You have to form the dough while hot..
Very easy and simple to make pleat on this dough
Try to use big fresh sea water prawns, to have more crunchy texture..
Prawn dumplings / Har Gow虾饺
(recipe source: adapted from Sherleen with minor changes)
40pcs fresh big prawns, diced
1tbsp potato starch / tapioca starch
1/2tsp soda bicarbonate
140g wheat starch
30g tapioca starch
1tbsp cooking oil/vegetable oil
A pinch of salt
10-20g tapioca starch
1. Mix marinate seasonings with prawns, set aside.
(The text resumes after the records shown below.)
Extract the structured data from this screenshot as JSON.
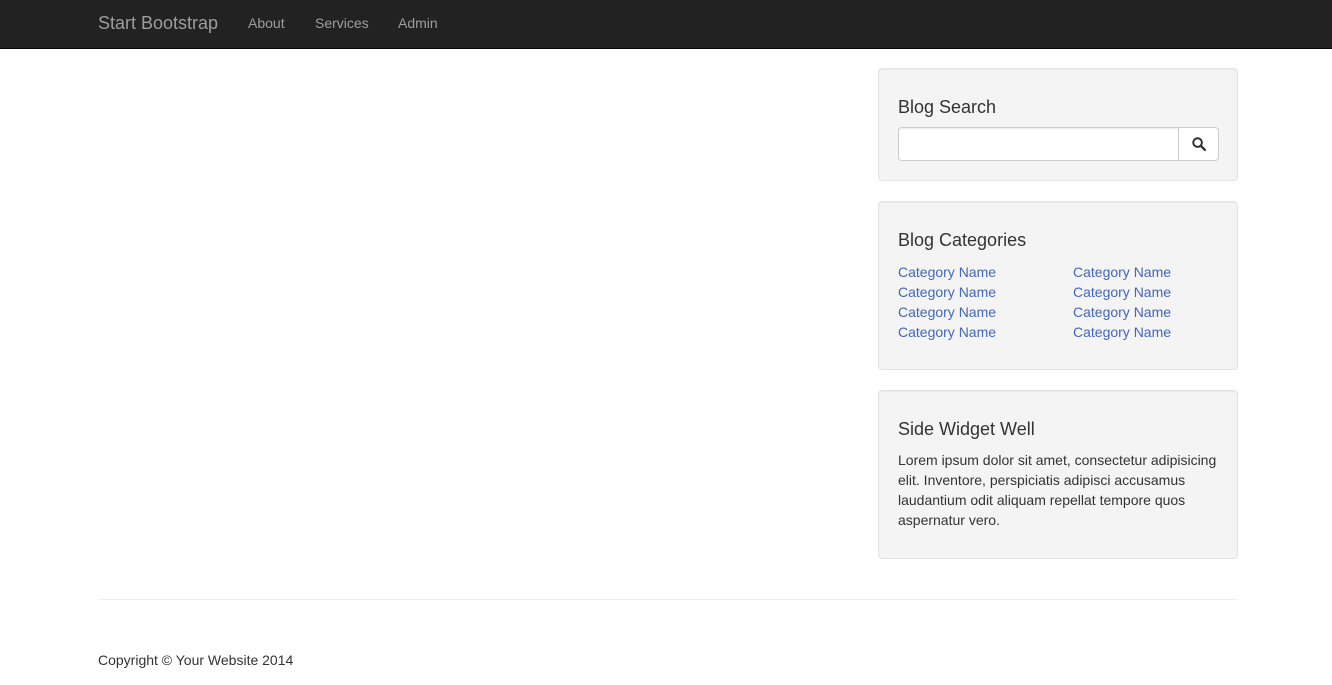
{
  "navbar": {
    "brand": "Start Bootstrap",
    "links": [
      "About",
      "Services",
      "Admin"
    ],
    "background": "#222222",
    "link_color": "#9d9d9d"
  },
  "sidebar": {
    "search": {
      "title": "Blog Search",
      "placeholder": "",
      "value": "",
      "button_icon": "search-icon"
    },
    "categories": {
      "title": "Blog Categories",
      "left": [
        "Category Name",
        "Category Name",
        "Category Name",
        "Category Name"
      ],
      "right": [
        "Category Name",
        "Category Name",
        "Category Name",
        "Category Name"
      ],
      "link_color": "#4466bb"
    },
    "widget": {
      "title": "Side Widget Well",
      "text": "Lorem ipsum dolor sit amet, consectetur adipisicing elit. Inventore, perspiciatis adipisci accusamus laudantium odit aliquam repellat tempore quos aspernatur vero."
    },
    "well_background": "#f4f4f4"
  },
  "footer": {
    "copyright": "Copyright © Your Website 2014"
  }
}
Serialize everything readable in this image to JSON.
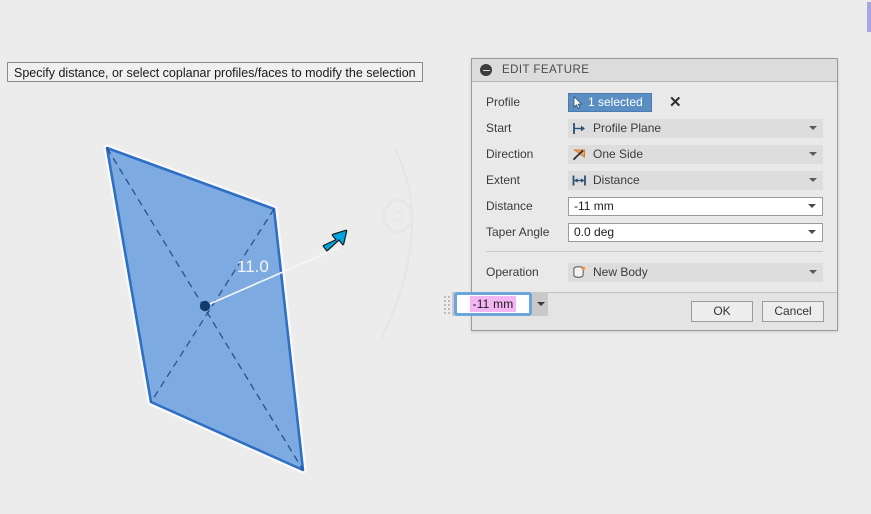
{
  "status_bar": {
    "message": "Specify distance, or select coplanar profiles/faces to modify the selection"
  },
  "panel": {
    "title": "EDIT FEATURE",
    "collapse_icon": "collapse-minus-icon",
    "rows": [
      {
        "label": "Profile",
        "type": "selection",
        "button_label": "1 selected",
        "button_icon": "select-cursor-icon",
        "clear_icon": "clear-x-icon"
      },
      {
        "label": "Start",
        "type": "combo",
        "value": "Profile Plane",
        "icon": "profile-plane-icon"
      },
      {
        "label": "Direction",
        "type": "combo",
        "value": "One Side",
        "icon": "one-side-arrow-icon"
      },
      {
        "label": "Extent",
        "type": "combo",
        "value": "Distance",
        "icon": "distance-arrows-icon"
      },
      {
        "label": "Distance",
        "type": "text",
        "value": "-11 mm"
      },
      {
        "label": "Taper Angle",
        "type": "text",
        "value": "0.0 deg"
      },
      {
        "label": "Operation",
        "type": "combo",
        "value": "New Body",
        "icon": "new-body-icon"
      }
    ],
    "footer": {
      "ok_label": "OK",
      "cancel_label": "Cancel"
    }
  },
  "floating_input": {
    "value": "-11 mm",
    "selected": true,
    "caret_icon": "chevron-down-icon",
    "grip_icon": "drag-grip-icon"
  },
  "viewport": {
    "dimension_label": "11.0",
    "manipulator_icon": "extrude-arrow-handle-icon",
    "center_point_icon": "sketch-point-icon",
    "profile_name": "extruded-profile-face"
  },
  "colors": {
    "background": "#ececec",
    "panel_bg": "#e9e9e9",
    "panel_header_bg": "#dcdcdc",
    "selection_blue": "#5b8fc4",
    "face_fill": "#74a5e0",
    "face_edge": "#2f6fc4",
    "manipulator_cyan": "#00a6e0",
    "text_selection_pink": "#f3b6f3",
    "field_focus_blue": "#6aa6dd",
    "icon_orange": "#f0a35e"
  }
}
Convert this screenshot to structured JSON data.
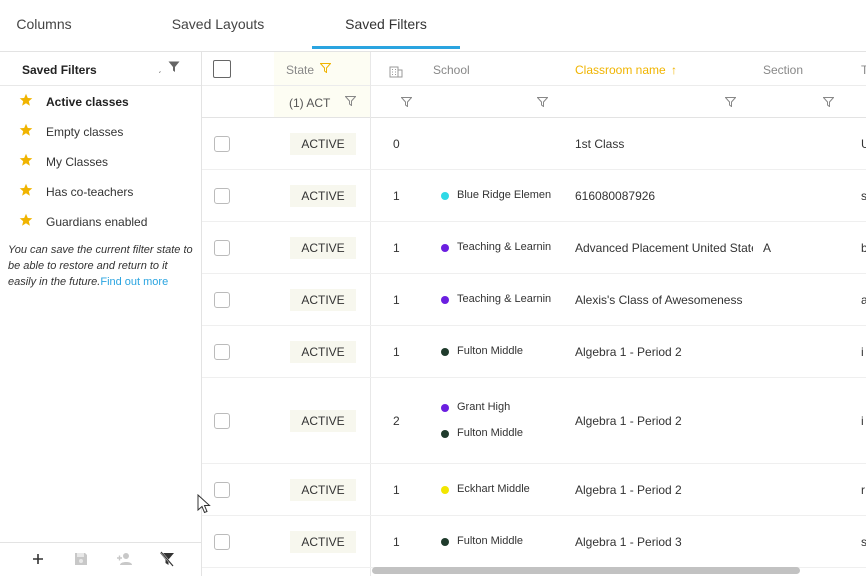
{
  "tabs": [
    {
      "label": "Columns",
      "active": false
    },
    {
      "label": "Saved Layouts",
      "active": false
    },
    {
      "label": "Saved Filters",
      "active": true
    }
  ],
  "sidebar": {
    "title": "Saved Filters",
    "items": [
      {
        "label": "Active classes",
        "bold": true
      },
      {
        "label": "Empty classes",
        "bold": false
      },
      {
        "label": "My Classes",
        "bold": false
      },
      {
        "label": "Has co-teachers",
        "bold": false
      },
      {
        "label": "Guardians enabled",
        "bold": false
      }
    ],
    "help_text": "You can save the current filter state to be able to restore and return to it easily in the future.",
    "help_link": "Find out more",
    "footer_icons": [
      "add-icon",
      "save-icon",
      "add-user-icon",
      "clear-filter-icon"
    ]
  },
  "grid": {
    "headers": {
      "state": "State",
      "school": "School",
      "classroom": "Classroom name",
      "section": "Section",
      "next": "T"
    },
    "state_filter_value": "(1) ACT",
    "accent_color": "#f0b400",
    "rows": [
      {
        "state": "ACTIVE",
        "count": "0",
        "schools": [],
        "classroom": "1st Class",
        "section": "",
        "next": "U"
      },
      {
        "state": "ACTIVE",
        "count": "1",
        "schools": [
          {
            "name": "Blue Ridge Elementa",
            "color": "#2fd9e6"
          }
        ],
        "classroom": "616080087926",
        "section": "",
        "next": "s"
      },
      {
        "state": "ACTIVE",
        "count": "1",
        "schools": [
          {
            "name": "Teaching & Learning",
            "color": "#6b1fe0"
          }
        ],
        "classroom": "Advanced Placement United State",
        "section": "A",
        "next": "b"
      },
      {
        "state": "ACTIVE",
        "count": "1",
        "schools": [
          {
            "name": "Teaching & Learning",
            "color": "#6b1fe0"
          }
        ],
        "classroom": "Alexis's Class of Awesomeness",
        "section": "",
        "next": "a"
      },
      {
        "state": "ACTIVE",
        "count": "1",
        "schools": [
          {
            "name": "Fulton Middle",
            "color": "#1f3b2c"
          }
        ],
        "classroom": "Algebra 1 - Period 2",
        "section": "",
        "next": "i"
      },
      {
        "state": "ACTIVE",
        "count": "2",
        "schools": [
          {
            "name": "Grant High",
            "color": "#6b1fe0"
          },
          {
            "name": "Fulton Middle",
            "color": "#1f3b2c"
          }
        ],
        "classroom": "Algebra 1 - Period 2",
        "section": "",
        "next": "i"
      },
      {
        "state": "ACTIVE",
        "count": "1",
        "schools": [
          {
            "name": "Eckhart Middle",
            "color": "#f2e600"
          }
        ],
        "classroom": "Algebra 1 - Period 2",
        "section": "",
        "next": "r"
      },
      {
        "state": "ACTIVE",
        "count": "1",
        "schools": [
          {
            "name": "Fulton Middle",
            "color": "#1f3b2c"
          }
        ],
        "classroom": "Algebra 1 - Period 3",
        "section": "",
        "next": "s"
      }
    ]
  }
}
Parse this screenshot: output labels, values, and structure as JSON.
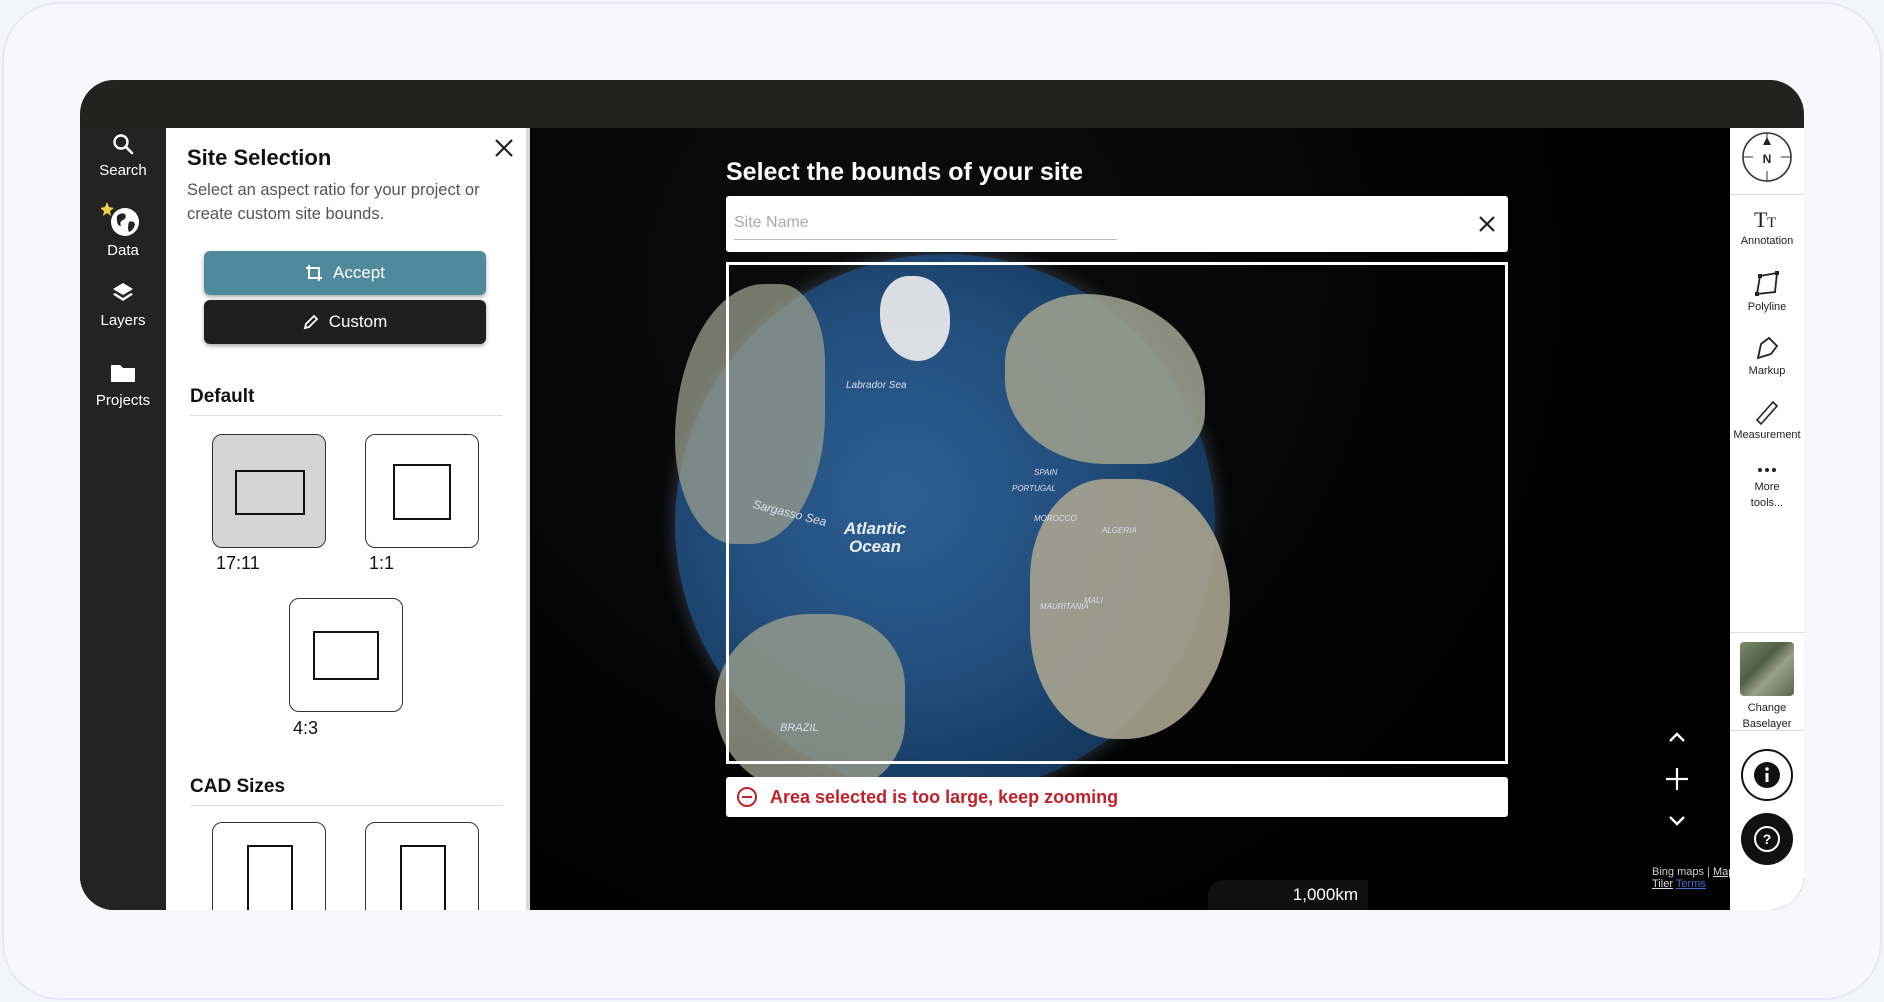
{
  "sidebar_nav": [
    {
      "label": "Search",
      "icon": "search-icon"
    },
    {
      "label": "Data",
      "icon": "globe-icon"
    },
    {
      "label": "Layers",
      "icon": "layers-icon"
    },
    {
      "label": "Projects",
      "icon": "folder-icon"
    }
  ],
  "panel": {
    "title": "Site Selection",
    "description": "Select an aspect ratio for your project or create custom site bounds.",
    "accept_label": "Accept",
    "custom_label": "Custom",
    "default_heading": "Default",
    "ratios": [
      "17:11",
      "1:1",
      "4:3"
    ],
    "selected_ratio": "17:11",
    "cad_heading": "CAD Sizes"
  },
  "map": {
    "heading": "Select the bounds of your site",
    "site_name_placeholder": "Site Name",
    "site_name_value": "",
    "error_text": "Area selected is too large, keep zooming",
    "labels": {
      "labrador": "Labrador Sea",
      "sargasso": "Sargasso Sea",
      "atlantic": "Atlantic Ocean",
      "portugal": "PORTUGAL",
      "morocco": "MOROCCO",
      "spain": "SPAIN",
      "algeria": "ALGERIA",
      "mauritania": "MAURITANIA",
      "mali": "MALI",
      "brazil": "BRAZIL"
    },
    "attribution": {
      "bing": "Bing maps",
      "sep": "|",
      "maptiler": "Map Tiler",
      "terms": "Terms"
    },
    "scale": "1,000km"
  },
  "toolbar": {
    "compass": "N",
    "tools": [
      "Annotation",
      "Polyline",
      "Markup",
      "Measurement",
      "More tools..."
    ],
    "baselayer_label": "Change Baselayer"
  },
  "colors": {
    "accent": "#4e8a9c",
    "dark": "#1f1f1f",
    "error": "#c0212b"
  }
}
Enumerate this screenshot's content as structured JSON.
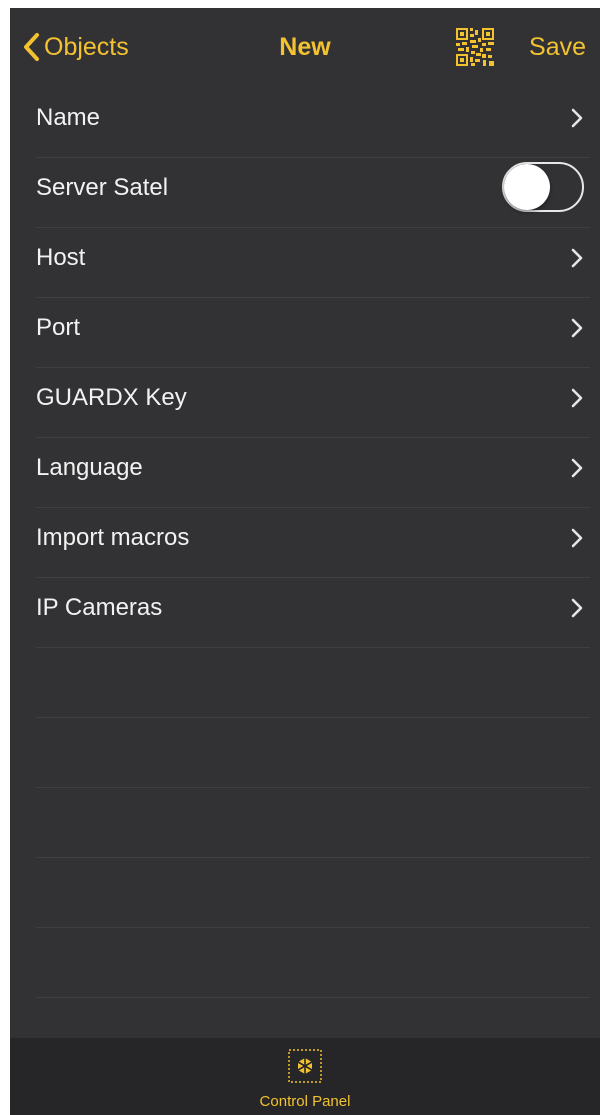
{
  "navbar": {
    "back_label": "Objects",
    "title": "New",
    "save_label": "Save",
    "qr_icon": "qr-code-icon"
  },
  "settings": [
    {
      "label": "Name",
      "control": "chevron"
    },
    {
      "label": "Server Satel",
      "control": "toggle",
      "value": false
    },
    {
      "label": "Host",
      "control": "chevron"
    },
    {
      "label": "Port",
      "control": "chevron"
    },
    {
      "label": "GUARDX Key",
      "control": "chevron"
    },
    {
      "label": "Language",
      "control": "chevron"
    },
    {
      "label": "Import macros",
      "control": "chevron"
    },
    {
      "label": "IP Cameras",
      "control": "chevron"
    }
  ],
  "tabbar": {
    "items": [
      {
        "label": "Control Panel",
        "icon": "control-panel-icon",
        "selected": true
      }
    ]
  },
  "colors": {
    "accent": "#f2c230",
    "background": "#323235",
    "tabbar_background": "#262628",
    "text": "#f2f2f2"
  }
}
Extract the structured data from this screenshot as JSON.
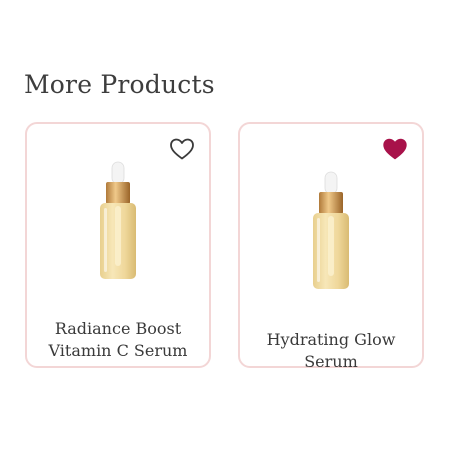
{
  "section": {
    "title": "More Products"
  },
  "products": [
    {
      "name": "Radiance Boost Vitamin C Serum",
      "image_icon": "serum-bottle-icon",
      "favorite": false,
      "favorite_icon": "heart-outline-icon"
    },
    {
      "name": "Hydrating Glow Serum",
      "image_icon": "serum-bottle-icon",
      "favorite": true,
      "favorite_icon": "heart-filled-icon"
    }
  ],
  "colors": {
    "card_border": "#f3d6d6",
    "heart_filled": "#a8124a",
    "heart_outline": "#3a3a3a",
    "text": "#3a3a3a"
  }
}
2. Combine wheat starch and tapioca starch.
3. Bring water to boil, add oil and salt. Change to low flame, add in flour No 2, quickly stir to combine.
4. Place hot dough on a table top, pat the dough with tapioca starch (10-20g) while dough is still hot, quickly knead until smooth.
5. Divide the dough into 10g each (depend how big you want, adjustable). Use a rolling pin, roll to circle round sheet.
6. Make few pleats on the edge, fill in 2-3pcs diced prawns and seal it.
7. Steam over high heat for 5mins, serve while hot with chili dipping sauce.